The Second Machine Age: Work, Progress, and Prosperity in a Time of Brilliant Technologies (Compact Disc)
A revolution is under way.
In recent years, Google's autonomous cars have logged thousands of miles on American highways and IBM's Watson trounced the best human "Jeopardy " players. Digital technologies with hardware, software, and networks at their core will in the near future diagnose diseases more accurately than doctors can, apply enormous data sets to transform retailing, and accomplish many tasks once considered uniquely human.
In "The Second Machine Age," MIT's Erik Brynjolfsson and Andrew McAfee two thinkers at the forefront of their field reveal the forces driving the reinvention of our lives and our economy. As the full impact of digital technologies is felt, we will realize immense bounty in the form of dazzling personal technology, advanced infrastructure, and near-boundless access to the cultural items that enrich our lives.

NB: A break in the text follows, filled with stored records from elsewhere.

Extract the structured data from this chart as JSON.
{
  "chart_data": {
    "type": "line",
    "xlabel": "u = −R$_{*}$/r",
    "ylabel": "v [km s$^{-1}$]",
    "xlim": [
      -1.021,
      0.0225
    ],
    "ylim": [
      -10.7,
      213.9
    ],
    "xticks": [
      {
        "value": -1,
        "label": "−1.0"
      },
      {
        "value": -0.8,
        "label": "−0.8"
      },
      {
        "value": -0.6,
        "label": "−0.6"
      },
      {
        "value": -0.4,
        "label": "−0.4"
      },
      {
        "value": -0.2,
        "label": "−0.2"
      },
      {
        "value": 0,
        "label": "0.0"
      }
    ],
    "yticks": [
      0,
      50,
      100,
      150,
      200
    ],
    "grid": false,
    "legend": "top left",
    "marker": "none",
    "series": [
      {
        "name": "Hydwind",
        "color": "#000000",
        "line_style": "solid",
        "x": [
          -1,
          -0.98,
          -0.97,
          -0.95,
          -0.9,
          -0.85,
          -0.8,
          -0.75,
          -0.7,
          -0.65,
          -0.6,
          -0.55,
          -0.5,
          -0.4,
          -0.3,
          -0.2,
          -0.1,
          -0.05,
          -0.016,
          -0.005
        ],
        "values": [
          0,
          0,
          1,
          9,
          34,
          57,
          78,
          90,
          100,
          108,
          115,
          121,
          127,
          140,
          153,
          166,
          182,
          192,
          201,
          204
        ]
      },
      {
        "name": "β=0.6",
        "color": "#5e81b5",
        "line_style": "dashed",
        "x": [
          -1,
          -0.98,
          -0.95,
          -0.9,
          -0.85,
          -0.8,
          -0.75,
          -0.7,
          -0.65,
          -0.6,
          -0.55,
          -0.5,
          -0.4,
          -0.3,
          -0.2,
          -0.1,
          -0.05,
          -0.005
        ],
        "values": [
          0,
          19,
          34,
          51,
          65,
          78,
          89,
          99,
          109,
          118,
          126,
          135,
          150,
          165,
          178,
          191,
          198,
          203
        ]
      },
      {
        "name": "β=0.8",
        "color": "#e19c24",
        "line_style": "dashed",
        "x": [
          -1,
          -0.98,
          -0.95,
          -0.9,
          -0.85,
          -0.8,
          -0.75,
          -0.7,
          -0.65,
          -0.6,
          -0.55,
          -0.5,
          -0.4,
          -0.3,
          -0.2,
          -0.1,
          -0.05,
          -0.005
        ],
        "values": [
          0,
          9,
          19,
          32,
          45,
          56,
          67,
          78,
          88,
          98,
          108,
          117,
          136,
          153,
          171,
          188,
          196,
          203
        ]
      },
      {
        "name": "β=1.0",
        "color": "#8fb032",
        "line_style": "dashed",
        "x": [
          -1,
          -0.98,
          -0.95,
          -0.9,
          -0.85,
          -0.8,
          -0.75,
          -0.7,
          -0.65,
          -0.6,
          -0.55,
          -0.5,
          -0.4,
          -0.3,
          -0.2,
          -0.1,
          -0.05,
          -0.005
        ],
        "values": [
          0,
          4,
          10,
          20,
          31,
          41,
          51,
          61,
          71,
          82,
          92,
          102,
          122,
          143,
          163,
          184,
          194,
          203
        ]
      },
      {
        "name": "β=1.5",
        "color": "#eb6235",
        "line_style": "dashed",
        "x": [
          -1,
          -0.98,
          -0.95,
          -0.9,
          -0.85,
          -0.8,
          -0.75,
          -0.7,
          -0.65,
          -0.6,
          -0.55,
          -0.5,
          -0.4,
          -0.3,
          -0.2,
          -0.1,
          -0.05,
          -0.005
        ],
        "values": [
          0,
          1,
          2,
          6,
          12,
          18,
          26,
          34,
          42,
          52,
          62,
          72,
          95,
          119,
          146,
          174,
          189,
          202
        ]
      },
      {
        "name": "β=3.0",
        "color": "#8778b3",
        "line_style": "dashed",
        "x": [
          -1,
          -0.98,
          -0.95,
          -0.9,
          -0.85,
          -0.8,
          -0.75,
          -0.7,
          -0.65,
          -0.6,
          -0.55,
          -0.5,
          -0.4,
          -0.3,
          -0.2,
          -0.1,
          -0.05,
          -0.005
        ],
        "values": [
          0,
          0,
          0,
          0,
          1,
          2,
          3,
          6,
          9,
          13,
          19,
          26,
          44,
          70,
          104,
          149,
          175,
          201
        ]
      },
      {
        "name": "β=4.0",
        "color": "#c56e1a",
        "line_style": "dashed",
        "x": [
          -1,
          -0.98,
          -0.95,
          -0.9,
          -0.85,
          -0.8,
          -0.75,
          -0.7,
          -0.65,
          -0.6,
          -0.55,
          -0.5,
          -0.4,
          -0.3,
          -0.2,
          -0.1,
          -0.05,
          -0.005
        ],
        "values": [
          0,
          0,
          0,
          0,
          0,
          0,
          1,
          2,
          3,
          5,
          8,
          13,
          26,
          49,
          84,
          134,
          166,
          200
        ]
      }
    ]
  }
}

Amid this bounty will also be wrenching change. Professions of all kinds from lawyers to truck drivers will be forever upended. Companies will be forced to transform or die. Recent economic indicators reflect this shift: fewer people are working, and wages are falling even as productivity and profits soar.
Drawing on years of research and up-to-the-minute trends, Brynjolfsson and McAfee identify the best strategies for survival and offer a new path to prosperity. These include revamping education so that it prepares people for the next economy instead of the last one, designing new collaborations that pair brute processing power with human ingenuity, and embracing policies that make sense in a radically transformed landscape.
A fundamentally optimistic audiobook, "The Second Machine Age" will alter how we think about issues of technological, societal, and economic progress.
About the Author
Erik Brynjolfsson is the director of the MIT Center for Digital Business and one of the most cited scholars in information systems and economics.
Andrew McAfee is a principal research scientist at the MIT Center for Digital Business and the author of Enterprise 2.0.